I don't know the formula my self, I understand the concept, but I'm not a mathematician my self. that's what he was trying too provide.
And its sort of a if chance is X then opening Y boxes causes chance to approach Z. but its not a cumulative formula, its a way of figuring that if you do something enough times, how many times would it likely take to get x result.

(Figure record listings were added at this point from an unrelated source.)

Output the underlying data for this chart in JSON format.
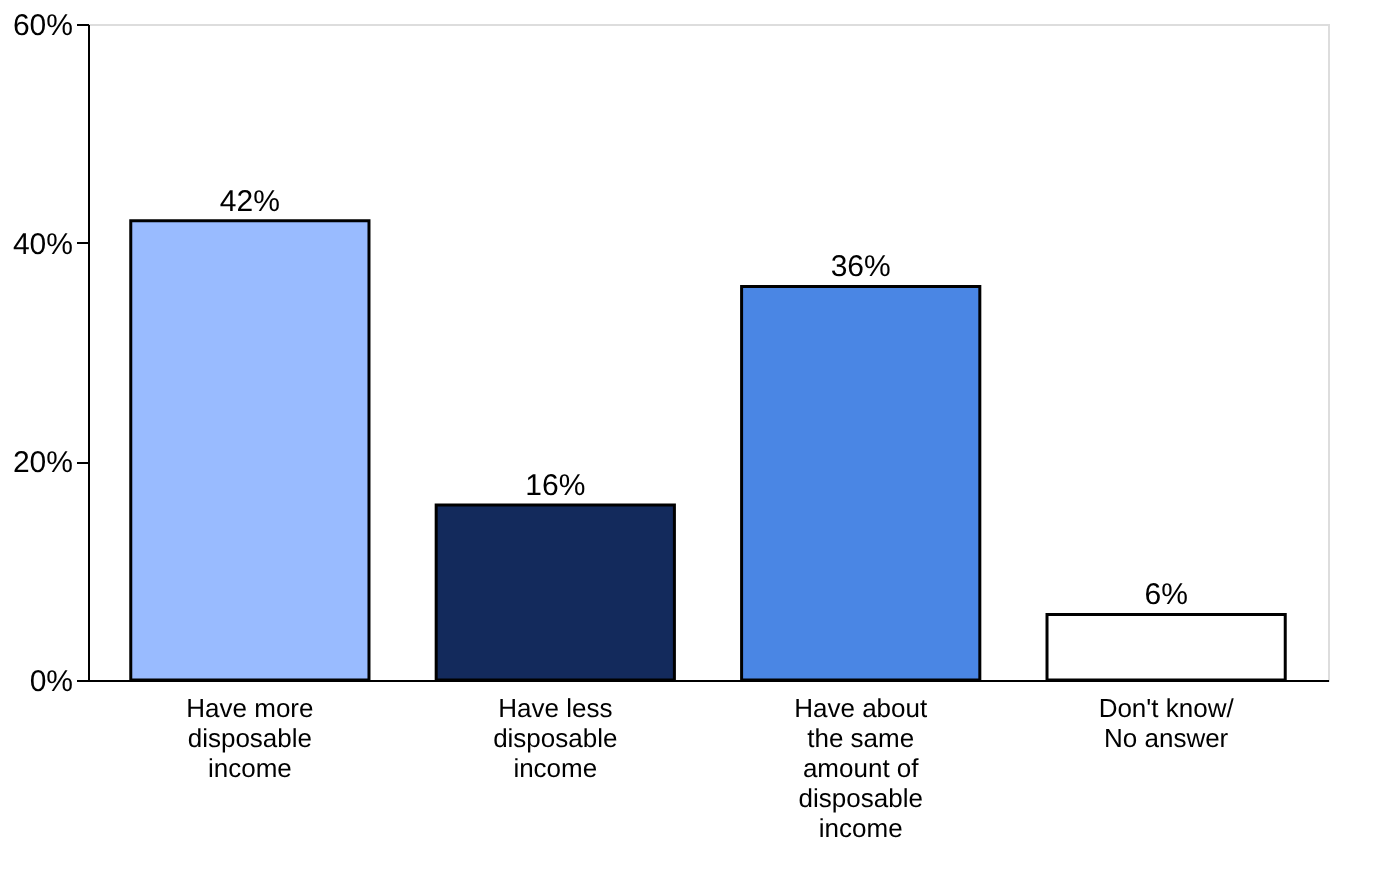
{
  "chart_data": {
    "type": "bar",
    "categories": [
      "Have more disposable income",
      "Have less disposable income",
      "Have about the same amount of disposable income",
      "Don't know/ No answer"
    ],
    "values": [
      42,
      16,
      36,
      6
    ],
    "colors": [
      "#99bbff",
      "#132a5c",
      "#4a86e4",
      "#ffffff"
    ],
    "value_labels": [
      "42%",
      "16%",
      "36%",
      "6%"
    ],
    "ylim": [
      0,
      60
    ],
    "yticks": [
      {
        "value": 0,
        "label": "0%"
      },
      {
        "value": 20,
        "label": "20%"
      },
      {
        "value": 40,
        "label": "40%"
      },
      {
        "value": 60,
        "label": "60%"
      }
    ],
    "grid": false,
    "legend": false
  }
}
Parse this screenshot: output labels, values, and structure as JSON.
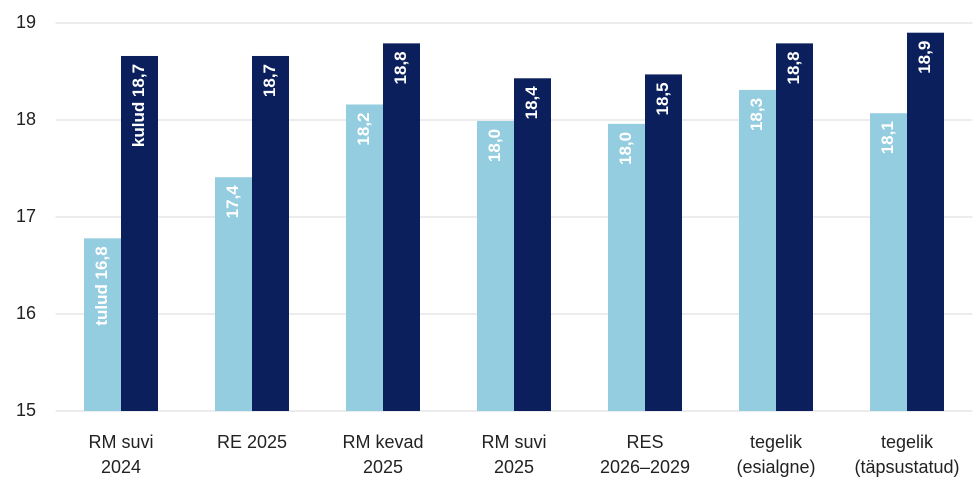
{
  "chart_data": {
    "type": "bar",
    "categories": [
      [
        "RM suvi",
        "2024"
      ],
      [
        "RE 2025"
      ],
      [
        "RM kevad",
        "2025"
      ],
      [
        "RM suvi",
        "2025"
      ],
      [
        "RES",
        "2026–2029"
      ],
      [
        "tegelik",
        "(esialgne)"
      ],
      [
        "tegelik",
        "(täpsustatud)"
      ]
    ],
    "series": [
      {
        "color": "#94cddf",
        "values": [
          16.78,
          17.41,
          18.16,
          17.99,
          17.96,
          18.31,
          18.07
        ],
        "value_labels": [
          "tulud 16,8",
          "17,4",
          "18,2",
          "18,0",
          "18,0",
          "18,3",
          "18,1"
        ]
      },
      {
        "color": "#0b1f5c",
        "values": [
          18.66,
          18.66,
          18.79,
          18.43,
          18.47,
          18.79,
          18.9
        ],
        "value_labels": [
          "kulud 18,7",
          "18,7",
          "18,8",
          "18,4",
          "18,5",
          "18,8",
          "18,9"
        ]
      }
    ],
    "ylim": [
      15,
      19
    ],
    "yticks": [
      15,
      16,
      17,
      18,
      19
    ],
    "grid": true
  }
}
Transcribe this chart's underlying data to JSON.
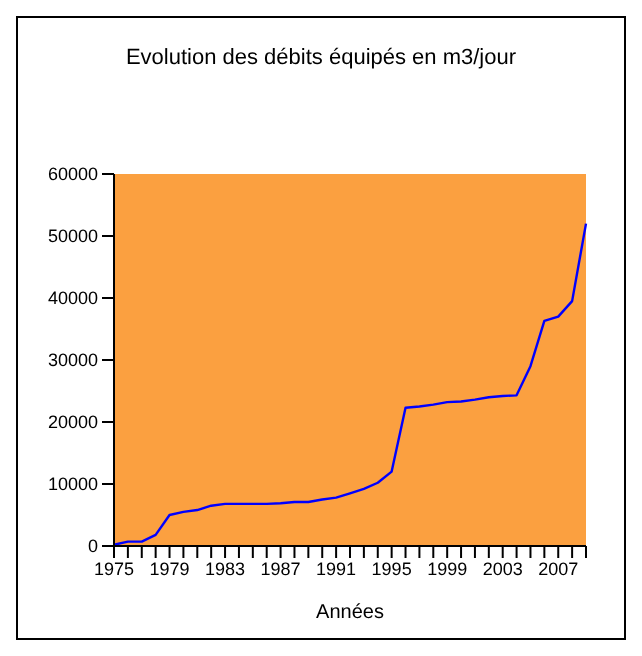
{
  "chart_data": {
    "type": "line",
    "title": "Evolution des débits équipés en m3/jour",
    "xlabel": "Années",
    "categories": [
      "1975",
      null,
      null,
      null,
      "1979",
      null,
      null,
      null,
      "1983",
      null,
      null,
      null,
      "1987",
      null,
      null,
      null,
      "1991",
      null,
      null,
      null,
      "1995",
      null,
      null,
      null,
      "1999",
      null,
      null,
      null,
      "2003",
      null,
      null,
      null,
      "2007",
      null,
      null
    ],
    "series": [
      {
        "color": "#0000ff",
        "values": [
          200,
          700,
          700,
          1800,
          5000,
          5500,
          5800,
          6500,
          6800,
          6800,
          6800,
          6800,
          6900,
          7100,
          7100,
          7500,
          7800,
          8500,
          9200,
          10200,
          12000,
          22300,
          22500,
          22800,
          23200,
          23300,
          23600,
          24000,
          24200,
          24300,
          29000,
          36300,
          37000,
          39500,
          52000
        ]
      }
    ],
    "ylim": [
      0,
      60000
    ],
    "yticks": [
      0,
      10000,
      20000,
      30000,
      40000,
      50000,
      60000
    ],
    "grid": false,
    "marker": "none",
    "line_style": "solid"
  }
}
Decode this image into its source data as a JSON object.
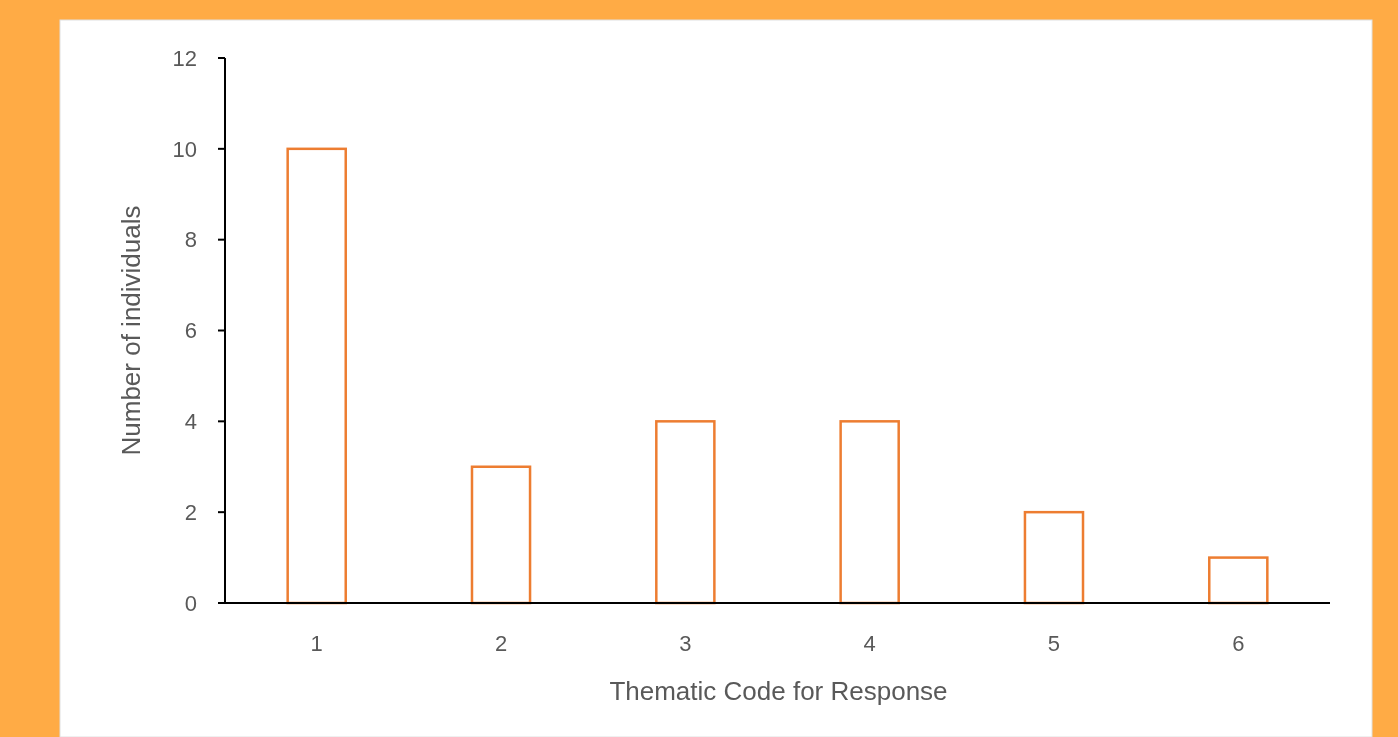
{
  "chart_data": {
    "type": "bar",
    "xlabel": "Thematic Code for Response",
    "ylabel": "Number of individuals",
    "categories": [
      "1",
      "2",
      "3",
      "4",
      "5",
      "6"
    ],
    "values": [
      10,
      3,
      4,
      4,
      2,
      1
    ],
    "color": "#ed7d31",
    "ylim": [
      0,
      12
    ],
    "yticks": [
      0,
      2,
      4,
      6,
      8,
      10,
      12
    ],
    "grid": false
  }
}
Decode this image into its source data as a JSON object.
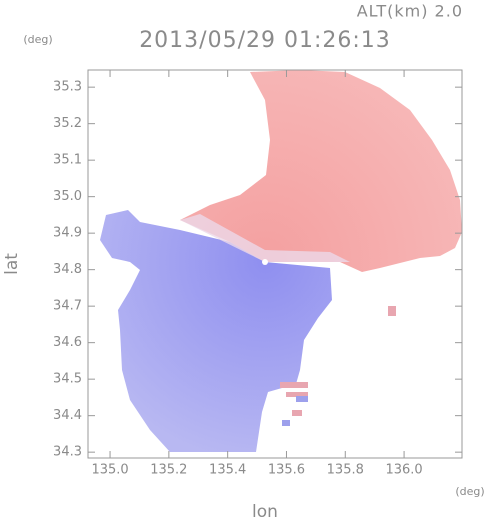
{
  "chart_data": {
    "type": "map",
    "title": "2013/05/29 01:26:13",
    "subtitle": "ALT(km) 2.0",
    "y_unit": "(deg)",
    "x_unit": "(deg)",
    "xlabel": "lon",
    "ylabel": "lat",
    "xlim": [
      134.925,
      136.197
    ],
    "ylim": [
      34.284,
      35.347
    ],
    "xticks": [
      {
        "value": 135,
        "label": "135.0"
      },
      135.2,
      135.4,
      135.6,
      135.8,
      {
        "value": 136,
        "label": "136.0"
      }
    ],
    "yticks": [
      34.3,
      34.4,
      34.5,
      34.6,
      34.7,
      34.8,
      34.9,
      {
        "value": 35,
        "label": "35.0"
      },
      35.1,
      35.2,
      35.3
    ]
  }
}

yes if you open 1 box the chance is the same, if you open 10 boxes the chance is the same, if you open 100 boxes, same, 1000, same, 10,000 same. however the difference is if you open 1 box, its one chance, if you open 10,000 its 10,000 chances. you've changed the number of times you open boxes, which while it doesn't change the chance per box, it does change the number of times say .5% could come up. that's what the formula I was referring to does, it works out, based on prior experiments, or hard numbers, a rough value of how many times something would need to be done before X result should happen, its not a guarantee, just a way of figuring that if I do X this many times I should get Y result at least once.
your still dealing with a RNG in this case though, which isn't truly random, no matter how well its programed.
@justinmathieu
Book? It was a rather short webpage. Here, maybe someone putting it in Math-speak will get the point across:
http://mathforum.org/library/drmath/view/62485.html
Ummm......yeah, I was agreeing with that, and I was saying that cumulative probability agrees with that when applied properly. I think my typo might have caused a misunderstanding, and I got a bit long-winded - sorry about that. I was saying that the person you were arguing with misapplied the theory and got a wrong answer, and so trying to prove that the theory actually agrees that the gambler's fallacy really is a fallacy. I think we're getting some channels crossed here, so never mind.
I saw the webpage, but I also remembered seeing that as a book in my university library, but now that I think back, it was more pamphlet-sized than book-sized. Oh well.
actually having read that they don't invalidate what we are saying.
their coin flip example, if you flipped the coin till you got heads, then flipped it again till you go heads, and again, and so on, and recorded the results. you could work out roughly how many flips before heads will likely happen. Lets arbitrarily say 50 flips, so what that would tell is that for every 50 flips of the coin, 1 flip is likely to come up heads, it could be the first flip, it could be the last flip, but in a set of 50 trys 1 flip should result in a heads. the key there is should, since the odds per flip remain the same, there is a chance even once you have a set that should result in a single heads, that any given set might contain no heads result, just that the vast majority of the sets should contain at least one heads result, some might even contain more then one.